According to Rector the current trend in weed management is to use less chemicals. "The shift now is to be wiser and smarter in all we do with our land resources and in our land management," he stated. "Weeds are normal and are part of nature's cycle."

Rector explained to the group that the top inch of soil contains as much as eight percent by weight weed and brush seed. "The weed and brush seeds are always sitting there waiting for human land managers to mess up," he said, "so that in the natural process the weeds will come up to protect the soil from erosion."

One of Rector's jobs is to field calls from landowners with questions about weed management. "When a client calls and asks me what to spray to get rid of a certain weed I give them a 30-minute lecture on why they have weeds," he stated. "Before I tell them what chemical to use I ask them if their management is going to change. If they don't tell me they are going to change the practices that promoted the weeds in the first place I won't tell them what chemical to spray!"
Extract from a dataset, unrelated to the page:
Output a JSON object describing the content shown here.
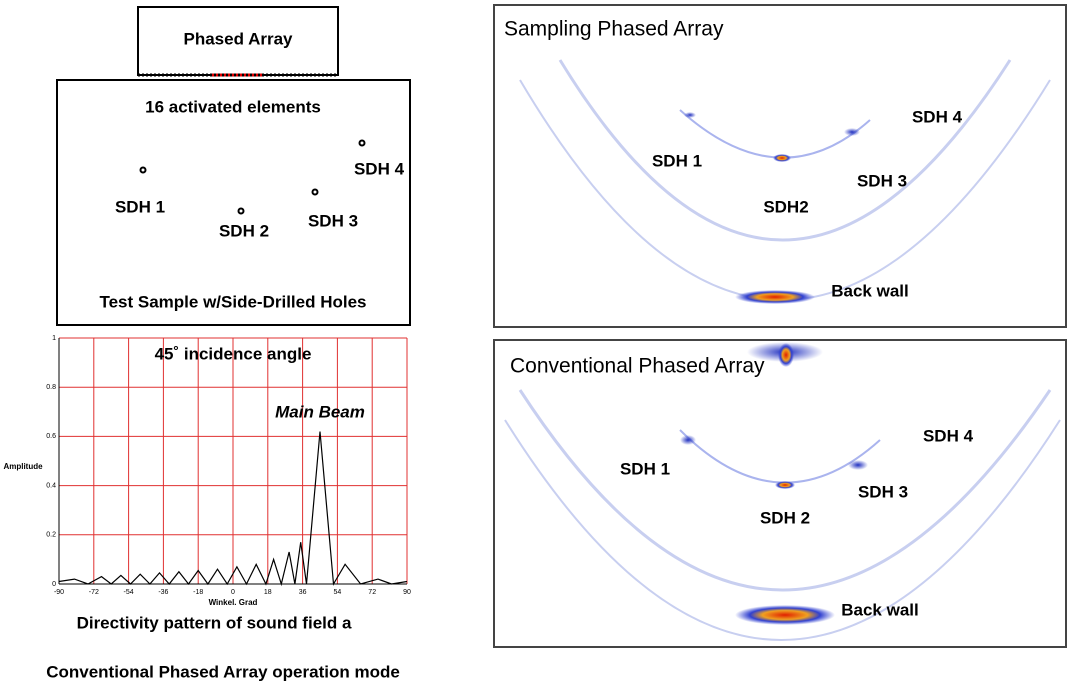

Times have changed he said. Now land managers need to learn and understand how the natural system works. "How do you know what the right tools, technology and chemicals are for a certain problem?" asked Rector. He said the first step is to become educated about the land so that the source of a problem can be identified and understood.

"The reason we have research at the Texas Agricultural Experiment Station is we want to live by the truth and the facts that exist," he said. "We are not going to promote any chemical, any technology, any control for any plant until it is documented that it works."

Rector stated that there are over 5,000 species of plants in the state of Texas. "Today we know a lot about the management, control and growing techniques on 200 of those 5,000," he said. "We are going to need a whole lot more of your tax dollars to figure out the other 4,800 species!"

One important point Rector made during his presentation was that those individuals that insist on planting non-native grasses in Texas will always have to fight Mother Nature. "To keep plant material that does not fit into the natural processes and functions of the land will cost landowners and managers a lot of money," he stated. "The natural ecological processes in the state of Texas do not stop because of human activity or wishes."

Rector asked the group to think about who was managing Texas land in 1820 when the settlers arrived. "Why do we think that we are so important today that we have to be out there managing the land?" he asked. "The answer is simple. The reason we manage the land today is because what is out there is not natural to Texas. What many of the animals and plants out there do to the land is just not natural."